- Poster
- Directed by: Sujith S. Nair
- Written by: P. N. Ajayakumar Sujith S. Nair
- Produced by: S. Murugan Selvan Thamalam
- Starring: Maqbool Salmaan Jwang-ki-Ju
- Cinematography: Vipin Chandran
- Edited by: Pradeep Shankar
- Music by: Sreekumar Vasudev
- Production companies: Jesus Creations Kochumaveli Films
- Release date: 14 November 2014;
- Country: India
- Language: Malayalam

= Oru Korean Padam =

Indian Malayalam-language drama film

Oru Korean Padam is a 2014 Indian Malayalam-language drama film co-written and directed by Sujith S. Nair and starring Maqbool Salmaan and Jwang-ki-Ju.

== Plot ==
Kishore is a filmmaker who has directed the movie Turning Point, which is an unofficial remake of the Korean film Something Out of Nothing, by Jwang-ki-Ju. Since the Korean film was a failure but the Malayalam film was a success, Jwang-ki-Ju comes to Kerala to claim the rights for the film. At the same time, Kishore is trying to win over his love Eva and prove that he is successful. What happens next forms the rest of the story.

== Production ==
The film is directed by Sujith S. Nair, who previously co-directed Kaashh (2012). The film is based on how many Indian films copy Korean films without giving the original film due credit. Oru Korean Padam began production in September 2013. To prepare for the role, Maqbool Salmaan closely observed the mannerisms of assistant directors. Theatre actor Jwang-ki-Ju made his feature film debut through this film.

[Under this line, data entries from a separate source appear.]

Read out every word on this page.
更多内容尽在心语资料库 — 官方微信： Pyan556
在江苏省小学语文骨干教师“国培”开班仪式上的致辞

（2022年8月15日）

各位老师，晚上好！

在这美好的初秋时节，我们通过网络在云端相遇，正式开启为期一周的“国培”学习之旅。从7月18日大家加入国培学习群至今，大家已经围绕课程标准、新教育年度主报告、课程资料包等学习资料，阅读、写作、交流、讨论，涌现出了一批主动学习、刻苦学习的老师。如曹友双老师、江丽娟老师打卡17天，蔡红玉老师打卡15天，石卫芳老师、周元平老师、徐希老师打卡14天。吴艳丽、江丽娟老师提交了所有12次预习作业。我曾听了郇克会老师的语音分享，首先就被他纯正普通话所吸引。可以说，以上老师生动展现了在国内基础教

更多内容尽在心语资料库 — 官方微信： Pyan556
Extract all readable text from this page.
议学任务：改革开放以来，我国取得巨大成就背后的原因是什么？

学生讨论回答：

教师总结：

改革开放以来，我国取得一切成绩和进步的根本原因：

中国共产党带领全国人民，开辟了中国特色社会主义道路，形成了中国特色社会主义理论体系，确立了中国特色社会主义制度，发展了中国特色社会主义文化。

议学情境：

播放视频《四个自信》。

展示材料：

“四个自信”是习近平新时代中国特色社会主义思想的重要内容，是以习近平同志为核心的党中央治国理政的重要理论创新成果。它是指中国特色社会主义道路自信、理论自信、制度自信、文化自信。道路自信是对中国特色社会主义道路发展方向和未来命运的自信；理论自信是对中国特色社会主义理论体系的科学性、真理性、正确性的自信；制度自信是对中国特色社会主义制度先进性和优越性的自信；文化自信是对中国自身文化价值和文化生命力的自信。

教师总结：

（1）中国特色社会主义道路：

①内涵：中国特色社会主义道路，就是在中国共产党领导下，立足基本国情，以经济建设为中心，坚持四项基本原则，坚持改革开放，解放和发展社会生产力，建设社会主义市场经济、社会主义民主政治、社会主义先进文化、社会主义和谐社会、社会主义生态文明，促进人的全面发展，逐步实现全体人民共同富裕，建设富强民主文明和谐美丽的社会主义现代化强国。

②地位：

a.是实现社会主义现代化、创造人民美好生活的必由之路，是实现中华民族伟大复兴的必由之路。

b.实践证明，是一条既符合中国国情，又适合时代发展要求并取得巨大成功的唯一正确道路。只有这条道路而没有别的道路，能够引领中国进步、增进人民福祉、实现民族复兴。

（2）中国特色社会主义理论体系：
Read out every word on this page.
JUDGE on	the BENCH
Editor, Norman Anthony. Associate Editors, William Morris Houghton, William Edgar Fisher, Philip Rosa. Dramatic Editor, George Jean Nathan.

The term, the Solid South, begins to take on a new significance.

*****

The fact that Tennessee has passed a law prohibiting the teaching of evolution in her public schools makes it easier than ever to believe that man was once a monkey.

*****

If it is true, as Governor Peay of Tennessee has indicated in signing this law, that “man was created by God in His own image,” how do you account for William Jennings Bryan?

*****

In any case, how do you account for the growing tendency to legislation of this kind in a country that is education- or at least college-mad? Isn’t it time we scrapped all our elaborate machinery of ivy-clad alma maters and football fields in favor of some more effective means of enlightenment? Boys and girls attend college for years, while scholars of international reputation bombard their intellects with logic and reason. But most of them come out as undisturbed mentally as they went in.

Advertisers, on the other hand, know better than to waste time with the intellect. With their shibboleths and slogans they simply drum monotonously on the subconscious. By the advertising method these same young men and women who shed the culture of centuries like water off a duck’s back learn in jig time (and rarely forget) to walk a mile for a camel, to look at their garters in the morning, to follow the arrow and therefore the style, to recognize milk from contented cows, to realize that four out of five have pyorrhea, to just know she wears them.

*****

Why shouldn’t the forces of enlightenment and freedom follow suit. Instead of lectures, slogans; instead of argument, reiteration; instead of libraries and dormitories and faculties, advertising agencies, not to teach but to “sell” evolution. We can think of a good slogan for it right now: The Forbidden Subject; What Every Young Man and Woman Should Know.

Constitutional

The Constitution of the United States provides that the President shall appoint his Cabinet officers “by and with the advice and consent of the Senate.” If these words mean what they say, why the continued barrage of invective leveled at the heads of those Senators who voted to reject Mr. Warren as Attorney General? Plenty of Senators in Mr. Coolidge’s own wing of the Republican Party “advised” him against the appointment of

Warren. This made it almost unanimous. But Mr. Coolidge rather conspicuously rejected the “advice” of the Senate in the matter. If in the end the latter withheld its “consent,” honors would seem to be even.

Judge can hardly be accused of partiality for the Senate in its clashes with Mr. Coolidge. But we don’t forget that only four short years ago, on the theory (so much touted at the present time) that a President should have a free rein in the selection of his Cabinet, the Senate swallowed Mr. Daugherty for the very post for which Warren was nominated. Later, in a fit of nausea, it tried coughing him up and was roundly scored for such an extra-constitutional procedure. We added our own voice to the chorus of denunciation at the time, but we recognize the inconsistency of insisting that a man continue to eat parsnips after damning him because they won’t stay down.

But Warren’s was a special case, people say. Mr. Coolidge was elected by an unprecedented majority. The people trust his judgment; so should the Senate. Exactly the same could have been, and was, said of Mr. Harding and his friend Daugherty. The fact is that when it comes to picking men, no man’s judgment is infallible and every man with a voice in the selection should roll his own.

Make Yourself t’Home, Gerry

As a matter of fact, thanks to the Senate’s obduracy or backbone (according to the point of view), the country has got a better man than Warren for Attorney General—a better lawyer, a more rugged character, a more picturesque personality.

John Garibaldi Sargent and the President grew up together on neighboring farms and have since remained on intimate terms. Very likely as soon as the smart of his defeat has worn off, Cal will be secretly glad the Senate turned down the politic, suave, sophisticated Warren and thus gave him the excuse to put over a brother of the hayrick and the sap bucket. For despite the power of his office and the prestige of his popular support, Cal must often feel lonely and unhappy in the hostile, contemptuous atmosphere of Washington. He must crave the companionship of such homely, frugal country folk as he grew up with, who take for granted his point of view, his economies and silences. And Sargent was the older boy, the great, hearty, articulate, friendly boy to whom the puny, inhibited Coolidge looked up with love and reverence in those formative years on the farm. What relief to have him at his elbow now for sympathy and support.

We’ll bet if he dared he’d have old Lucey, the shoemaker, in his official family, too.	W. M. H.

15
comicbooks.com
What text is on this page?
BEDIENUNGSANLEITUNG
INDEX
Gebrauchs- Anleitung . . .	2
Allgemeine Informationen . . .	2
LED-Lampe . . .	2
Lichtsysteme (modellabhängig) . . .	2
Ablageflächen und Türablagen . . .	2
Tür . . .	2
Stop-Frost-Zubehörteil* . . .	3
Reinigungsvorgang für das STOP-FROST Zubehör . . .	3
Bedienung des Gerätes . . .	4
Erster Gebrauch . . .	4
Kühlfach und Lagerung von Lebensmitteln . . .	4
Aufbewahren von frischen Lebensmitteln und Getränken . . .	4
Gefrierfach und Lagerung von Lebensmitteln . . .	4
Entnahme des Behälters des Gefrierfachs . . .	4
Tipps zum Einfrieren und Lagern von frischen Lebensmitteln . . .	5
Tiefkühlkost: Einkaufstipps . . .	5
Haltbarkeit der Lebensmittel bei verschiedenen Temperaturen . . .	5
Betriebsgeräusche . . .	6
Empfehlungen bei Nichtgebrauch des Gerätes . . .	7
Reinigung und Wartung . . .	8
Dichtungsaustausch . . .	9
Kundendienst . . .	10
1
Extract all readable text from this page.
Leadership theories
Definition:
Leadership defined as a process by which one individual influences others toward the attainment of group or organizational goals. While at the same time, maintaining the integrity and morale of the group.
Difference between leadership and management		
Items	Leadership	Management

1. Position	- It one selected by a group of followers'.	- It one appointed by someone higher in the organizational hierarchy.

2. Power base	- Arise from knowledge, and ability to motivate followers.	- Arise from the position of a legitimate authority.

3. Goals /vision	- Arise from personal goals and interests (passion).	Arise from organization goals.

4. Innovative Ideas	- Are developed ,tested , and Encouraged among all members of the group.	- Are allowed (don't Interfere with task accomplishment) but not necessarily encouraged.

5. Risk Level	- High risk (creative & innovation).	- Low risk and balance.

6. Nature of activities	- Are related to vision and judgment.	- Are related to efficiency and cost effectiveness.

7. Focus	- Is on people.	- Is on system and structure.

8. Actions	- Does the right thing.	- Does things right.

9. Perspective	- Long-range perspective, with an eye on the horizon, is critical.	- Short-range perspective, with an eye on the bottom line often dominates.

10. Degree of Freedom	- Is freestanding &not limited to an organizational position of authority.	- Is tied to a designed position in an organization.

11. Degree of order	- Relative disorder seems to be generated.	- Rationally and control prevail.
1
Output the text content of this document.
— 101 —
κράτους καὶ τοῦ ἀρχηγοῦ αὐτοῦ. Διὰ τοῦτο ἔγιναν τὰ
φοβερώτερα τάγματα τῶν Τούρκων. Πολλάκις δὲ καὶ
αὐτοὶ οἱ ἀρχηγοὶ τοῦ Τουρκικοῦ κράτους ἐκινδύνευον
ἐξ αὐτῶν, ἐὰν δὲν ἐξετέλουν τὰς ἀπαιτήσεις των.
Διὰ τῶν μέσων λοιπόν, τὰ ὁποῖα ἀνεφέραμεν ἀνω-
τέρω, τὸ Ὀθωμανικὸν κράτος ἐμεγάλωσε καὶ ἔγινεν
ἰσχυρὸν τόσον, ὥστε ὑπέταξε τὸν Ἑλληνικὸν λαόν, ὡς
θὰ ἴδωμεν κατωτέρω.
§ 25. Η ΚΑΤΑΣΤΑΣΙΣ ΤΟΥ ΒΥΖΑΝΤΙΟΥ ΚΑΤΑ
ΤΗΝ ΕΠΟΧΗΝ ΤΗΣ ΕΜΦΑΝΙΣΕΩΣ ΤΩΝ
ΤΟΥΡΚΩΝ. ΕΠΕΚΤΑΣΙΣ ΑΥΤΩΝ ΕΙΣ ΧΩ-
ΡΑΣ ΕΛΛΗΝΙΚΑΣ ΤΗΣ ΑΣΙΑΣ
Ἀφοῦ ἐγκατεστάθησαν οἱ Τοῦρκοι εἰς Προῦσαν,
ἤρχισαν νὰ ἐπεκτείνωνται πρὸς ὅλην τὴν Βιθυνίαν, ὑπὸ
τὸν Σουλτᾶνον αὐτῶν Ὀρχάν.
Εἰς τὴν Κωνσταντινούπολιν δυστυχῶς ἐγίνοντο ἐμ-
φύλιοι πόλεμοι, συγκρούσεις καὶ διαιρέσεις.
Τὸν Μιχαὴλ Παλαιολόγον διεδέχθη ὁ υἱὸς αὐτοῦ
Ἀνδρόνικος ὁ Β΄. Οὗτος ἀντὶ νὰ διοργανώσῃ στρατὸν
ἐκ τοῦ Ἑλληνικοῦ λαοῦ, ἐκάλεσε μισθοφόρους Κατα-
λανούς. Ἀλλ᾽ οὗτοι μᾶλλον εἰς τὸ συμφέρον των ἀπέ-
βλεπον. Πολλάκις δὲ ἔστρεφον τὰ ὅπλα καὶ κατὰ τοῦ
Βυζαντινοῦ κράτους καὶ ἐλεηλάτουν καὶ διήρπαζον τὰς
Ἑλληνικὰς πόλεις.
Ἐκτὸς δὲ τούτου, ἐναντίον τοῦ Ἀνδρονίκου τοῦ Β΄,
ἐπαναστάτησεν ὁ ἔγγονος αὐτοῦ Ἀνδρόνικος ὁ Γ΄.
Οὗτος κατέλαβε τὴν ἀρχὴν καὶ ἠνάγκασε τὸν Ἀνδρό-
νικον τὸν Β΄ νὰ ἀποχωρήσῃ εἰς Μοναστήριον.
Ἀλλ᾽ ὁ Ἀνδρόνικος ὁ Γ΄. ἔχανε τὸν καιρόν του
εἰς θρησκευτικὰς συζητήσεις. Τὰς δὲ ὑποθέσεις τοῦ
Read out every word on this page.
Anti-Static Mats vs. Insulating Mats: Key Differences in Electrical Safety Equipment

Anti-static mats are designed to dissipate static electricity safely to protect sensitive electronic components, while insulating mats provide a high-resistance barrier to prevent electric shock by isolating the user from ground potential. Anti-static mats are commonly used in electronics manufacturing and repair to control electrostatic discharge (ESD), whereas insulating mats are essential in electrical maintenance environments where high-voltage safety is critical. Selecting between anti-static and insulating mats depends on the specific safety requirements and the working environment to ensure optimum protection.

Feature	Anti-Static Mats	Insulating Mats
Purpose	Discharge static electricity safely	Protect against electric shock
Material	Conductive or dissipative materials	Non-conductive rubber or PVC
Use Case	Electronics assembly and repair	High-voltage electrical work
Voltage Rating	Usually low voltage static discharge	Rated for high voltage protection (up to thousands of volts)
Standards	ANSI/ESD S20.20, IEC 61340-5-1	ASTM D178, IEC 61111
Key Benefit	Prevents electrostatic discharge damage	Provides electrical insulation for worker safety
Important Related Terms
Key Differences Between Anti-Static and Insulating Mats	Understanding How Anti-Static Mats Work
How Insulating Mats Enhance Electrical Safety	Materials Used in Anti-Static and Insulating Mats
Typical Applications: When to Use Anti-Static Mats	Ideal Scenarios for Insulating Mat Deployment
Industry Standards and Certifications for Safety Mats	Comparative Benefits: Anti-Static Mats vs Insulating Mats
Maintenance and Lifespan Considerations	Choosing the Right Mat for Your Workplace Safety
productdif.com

The film was shot in Munnar and Thiruvananthapuram.

== Soundtrack ==
The music for the film is composed by Sreekumar Vasudev.

Track listing
| No. | Title | Singer(s) | Length |
|---|---|---|---|
| 1. | "Cinema Cinema" | Vasudeva Shanmugaraj, Anwar Sadath | 4:44 |
| 2. | "Pournamipenninannu" | Vasudeva Shanmugaraj, K. J. Yesudas, Swetha Mohan | 4:47 |
| 3. | "Sunday Monday" | Alex, Reshma Menon | 3:52 |
| Total length: |  |  | 13:23 |

== Reception ==
Deepa Soman of The Times of India rated the film 2.5/5 and wrote, "It is a onetime watch for its theme, but the overall treatment and entertainment quotient is disappointing".